A partir daí, a vida de Jesús Mosquera tornou-se um puzzle de aulas de representação, aulas de dança e sessões no ginásio. Teve de aprender a dançar e ganhar 10 quilos de músculo — sempre com a noção de que poderia ficar sem o papel se não conseguisse estes objetivos na timeline pretendida. “Eles achavam que como me encontravam no ginásio eu já tinha muita força, mas a verdade é que era muito magrinho. Preferia correr na praia. Estava muito definido por causa do futebol mas não tinha massa muscular. E não sabia dançar, de todo, nunca me tinha considerado um bom bailarino. Foi um processo muito difícil, muitas horas de ensaios, de treinos, de dança… Mas uma experiência inesquecível”, conta.

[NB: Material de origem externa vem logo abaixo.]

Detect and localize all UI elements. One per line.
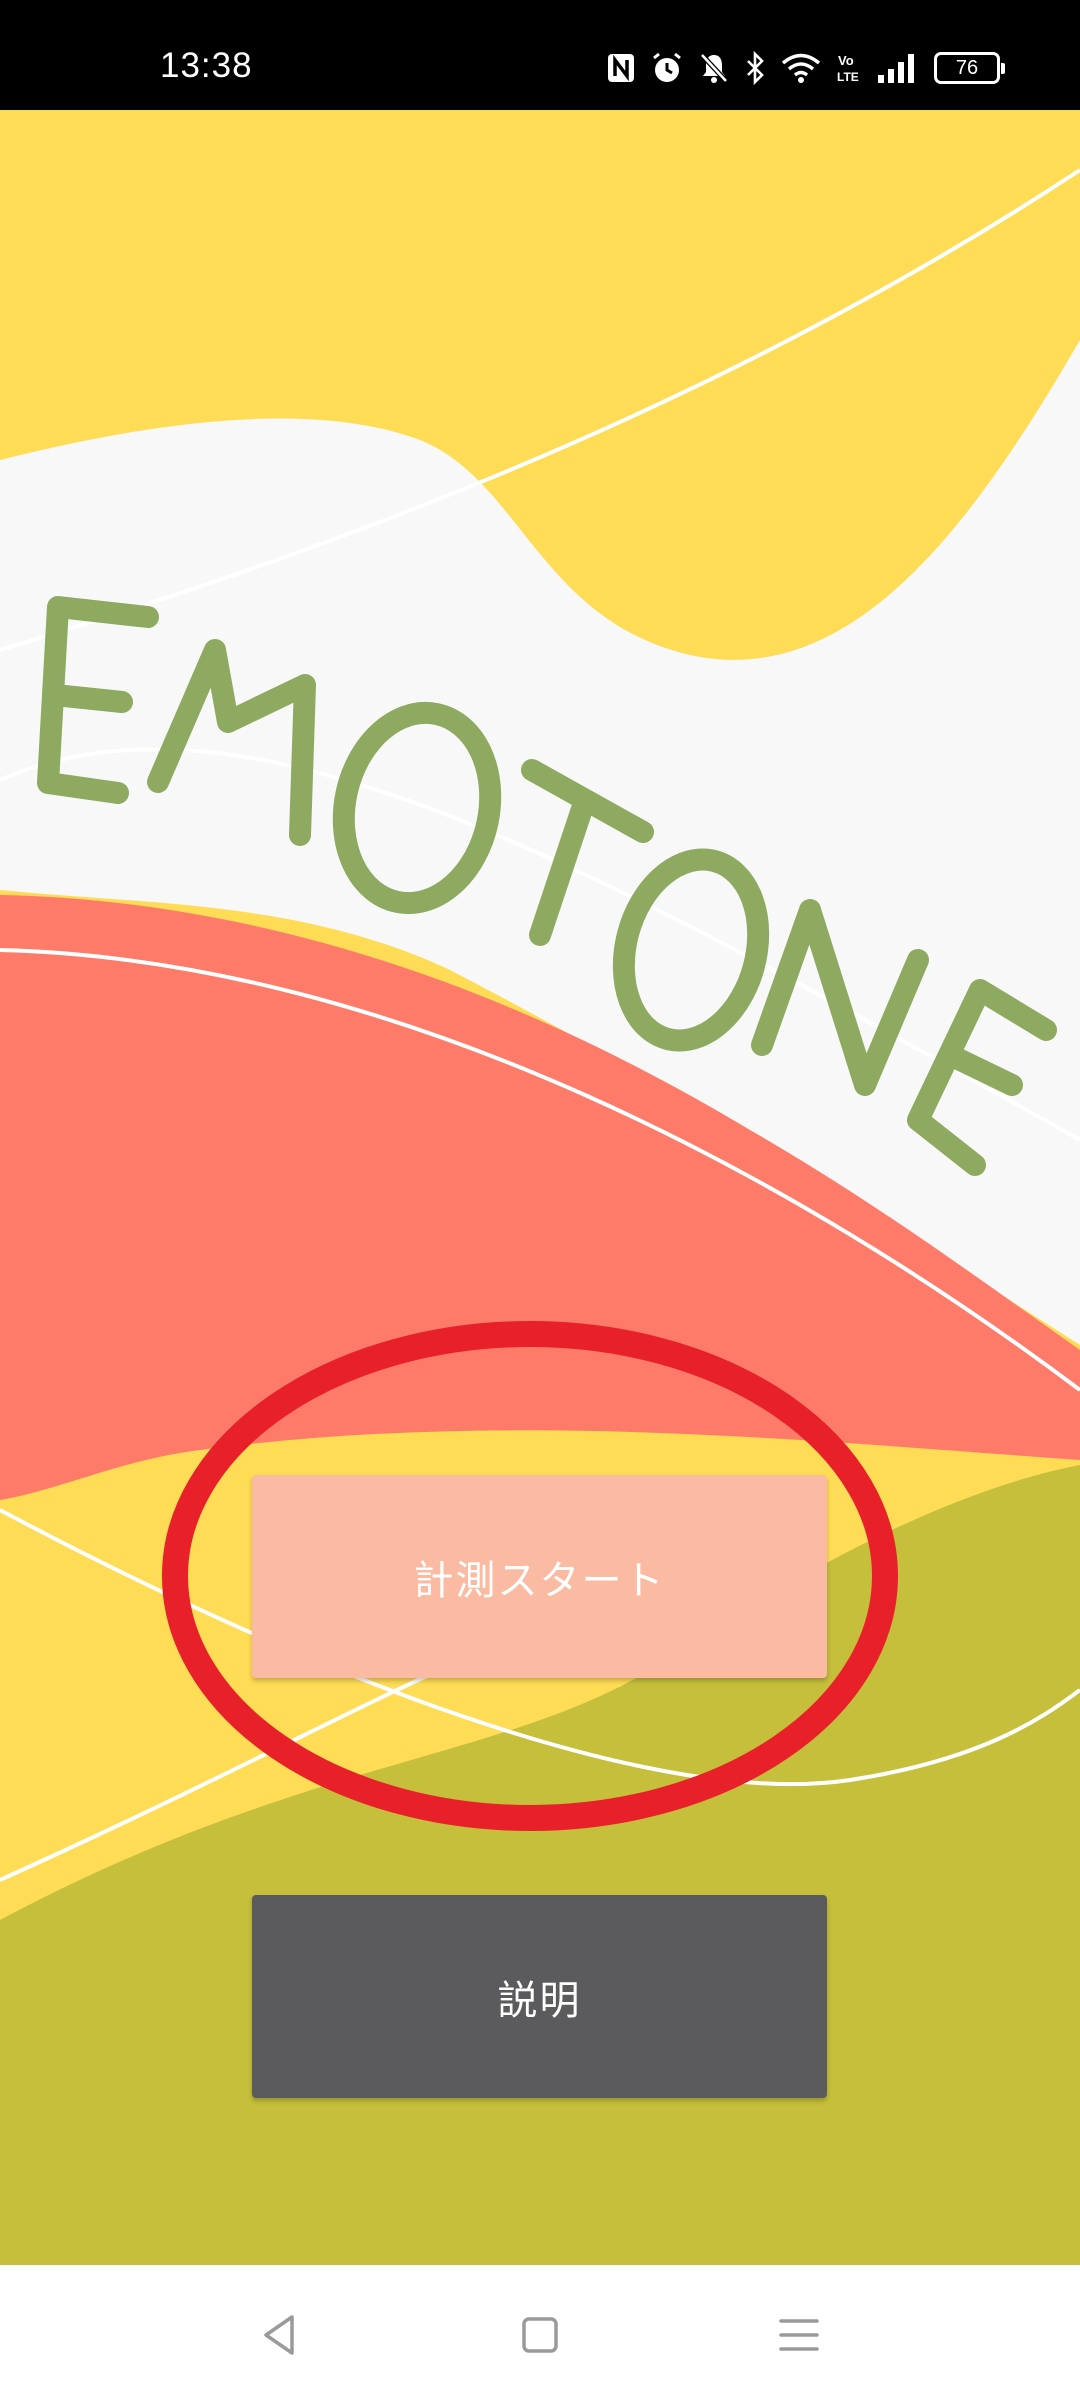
start-measurement-button[interactable]: 計測スタート <box>252 1475 827 1678</box>
bluetooth-icon <box>747 51 764 85</box>
wifi-icon <box>781 53 821 83</box>
svg-text:Vo: Vo <box>838 53 854 68</box>
app-screen: 計測スタート 説明 <box>0 110 1080 2265</box>
signal-icon <box>878 54 914 83</box>
nfc-icon <box>608 54 634 82</box>
menu-icon[interactable] <box>769 2305 829 2365</box>
status-bar: 13:38 Vo LTE 76 <box>0 0 1080 110</box>
navigation-bar <box>0 2265 1080 2400</box>
status-time: 13:38 <box>160 46 253 85</box>
info-button[interactable]: 説明 <box>252 1895 827 2098</box>
bell-off-icon <box>700 53 728 83</box>
back-icon[interactable] <box>252 2305 312 2365</box>
home-icon[interactable] <box>510 2305 570 2365</box>
battery-icon: 76 <box>934 52 1005 84</box>
alarm-icon <box>653 52 681 82</box>
volte-icon: Vo LTE <box>837 53 859 84</box>
svg-text:LTE: LTE <box>837 70 859 84</box>
status-icons: Vo LTE 76 <box>606 48 1005 88</box>
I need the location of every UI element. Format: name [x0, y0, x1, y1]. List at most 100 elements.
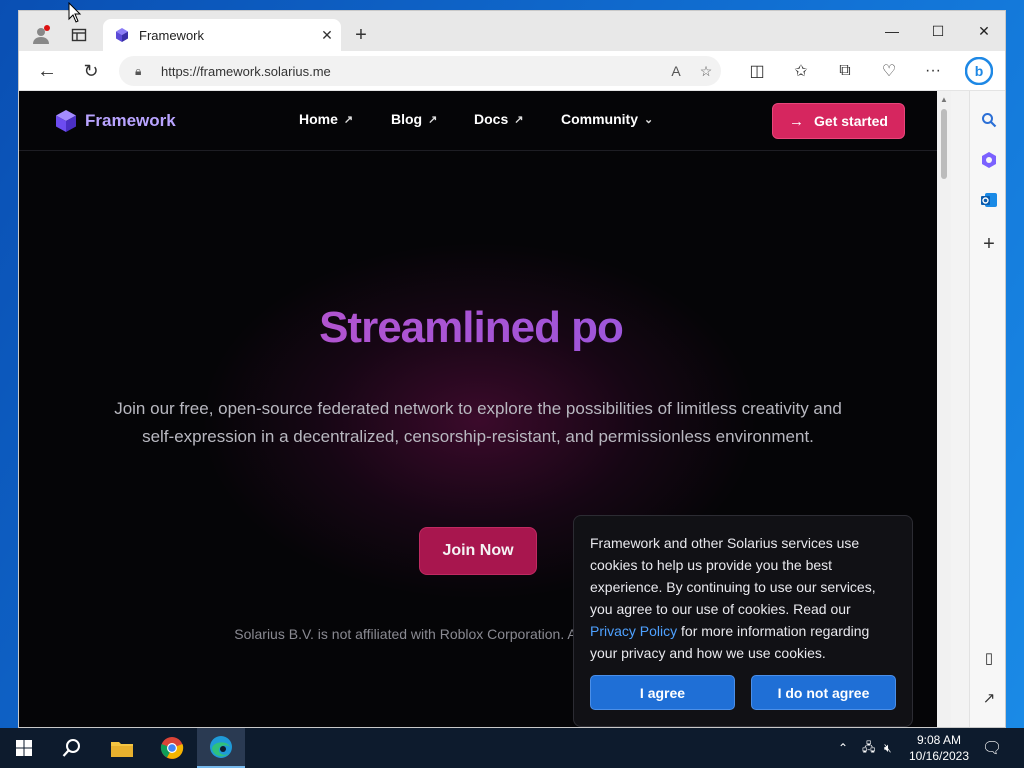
site-navbar: Framework Home ↗ Blog ↗ Docs ↗ Community… [19, 91, 937, 151]
get-started-label: Get started [814, 113, 888, 129]
favorites-button[interactable]: ✩ [785, 55, 817, 87]
notification-button[interactable]: 🗨︎ [982, 728, 1002, 768]
sidebar-external-button[interactable]: ↗ [974, 683, 1004, 713]
cookie-text: Framework and other Solarius services us… [590, 532, 896, 664]
bing-copilot-icon: b [965, 57, 993, 85]
edge-button[interactable] [197, 728, 245, 768]
refresh-icon: ↻ [83, 60, 99, 81]
browser-essentials-button[interactable]: ♡ [873, 55, 905, 87]
nav-community-label: Community [561, 111, 638, 127]
hero-description: Join our free, open-source federated net… [114, 399, 842, 446]
sidebar-settings-button[interactable]: ⚙ [974, 719, 1004, 727]
cookie-agree-button[interactable]: I agree [590, 675, 735, 710]
sidebar-add-button[interactable]: + [974, 229, 1004, 259]
split-screen-button[interactable]: ◫ [741, 55, 773, 87]
show-hidden-icons-button[interactable]: ⌃ [838, 728, 848, 768]
nav-blog[interactable]: Blog ↗ [391, 111, 437, 127]
network-status[interactable]: 🖧︎ [862, 728, 875, 768]
cookie-banner: Framework and other Solarius services us… [573, 515, 913, 727]
split-screen-icon: ◫ [749, 63, 765, 80]
taskbar-search-button[interactable] [48, 728, 96, 768]
arrow-right-icon: → [789, 112, 805, 130]
framework-cube-icon [56, 110, 76, 132]
tab-actions-icon [71, 28, 87, 42]
taskbar: ⌃ 🖧︎ 🔇︎ 9:08 AM 10/16/2023 🗨︎ [0, 728, 1024, 768]
sidebar-outlook-button[interactable] [974, 185, 1004, 215]
back-button[interactable]: ← [31, 55, 63, 87]
network-icon: 🖧︎ [862, 739, 876, 754]
refresh-button[interactable]: ↻ [75, 55, 107, 87]
tab-close-icon[interactable]: ✕ [313, 27, 341, 44]
chevron-up-icon: ⌃ [838, 741, 849, 755]
browser-window: Framework ✕ + — ☐ ✕ ← ↻ 🔒︎ https://frame… [18, 10, 1006, 728]
page-scrollbar[interactable]: ▲ [937, 91, 951, 727]
more-dots-icon: ··· [925, 62, 941, 79]
nav-home-label: Home [299, 111, 338, 127]
edge-sidebar: + ▯ ↗ ⚙ [969, 91, 1005, 727]
open-external-icon: ↗ [982, 690, 996, 707]
external-link-icon: ↗ [514, 113, 524, 126]
outlook-icon [981, 193, 997, 207]
read-aloud-icon[interactable]: A [661, 63, 691, 79]
profile-button[interactable] [25, 19, 57, 51]
copilot-button[interactable]: b [963, 55, 995, 87]
external-link-icon: ↗ [343, 113, 354, 126]
search-icon [62, 739, 80, 757]
logo-text: Framework [85, 111, 176, 130]
address-bar[interactable]: 🔒︎ https://framework.solarius.me A ☆ [119, 56, 721, 86]
nav-docs[interactable]: Docs ↗ [474, 111, 523, 127]
sidebar-shopping-button[interactable] [974, 145, 1004, 175]
site-logo[interactable]: Framework [55, 109, 176, 133]
tab-framework[interactable]: Framework ✕ [103, 19, 341, 51]
svg-text:b: b [975, 63, 984, 79]
scroll-up-icon[interactable]: ▲ [940, 95, 948, 104]
mouse-cursor-icon [68, 2, 82, 23]
cookie-disagree-button[interactable]: I do not agree [751, 675, 896, 710]
clock-date: 10/16/2023 [908, 749, 970, 763]
sidebar-hide-button[interactable]: ▯ [974, 643, 1004, 673]
start-button[interactable] [0, 728, 48, 768]
tab-strip: Framework ✕ + — ☐ ✕ [19, 11, 1005, 51]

O antigo central — que tinha Sergio Ramos como principal inspiração mas que acha que Messi é “o melhor jogador da história” — até encontrou paralelismos entre a representação e o futebol: a perseverança, o trabalho de equipa, a disciplina na dieta e o esforço para permanecer em boa forma física. E garante que a parte mais estranha do sucesso de “Toy Boy” acaba por ser algo que também poderia ter alcançado no futebol, em caso de sucesso. “Num minuto és totalmente anónimo e no minuto seguinte estás na televisão. Para mim, é aquilo de que menos gosto no meu trabalho. Honestamente, a fama não é aquilo que me atrai. Mas é uma parte do trabalho e também tenho noção de que se temos sucesso, é por causa do público”, termina. Jesús Mosquera poderia ter sido central do Betis ou poderia ter sido um de milhões de jovens espanhóis que sonham com o futebol e não conseguem realizar a quimera — mas acabou a viver o sonho de outros milhões porque vestiu uma camisola amarela para ir ao ginásio.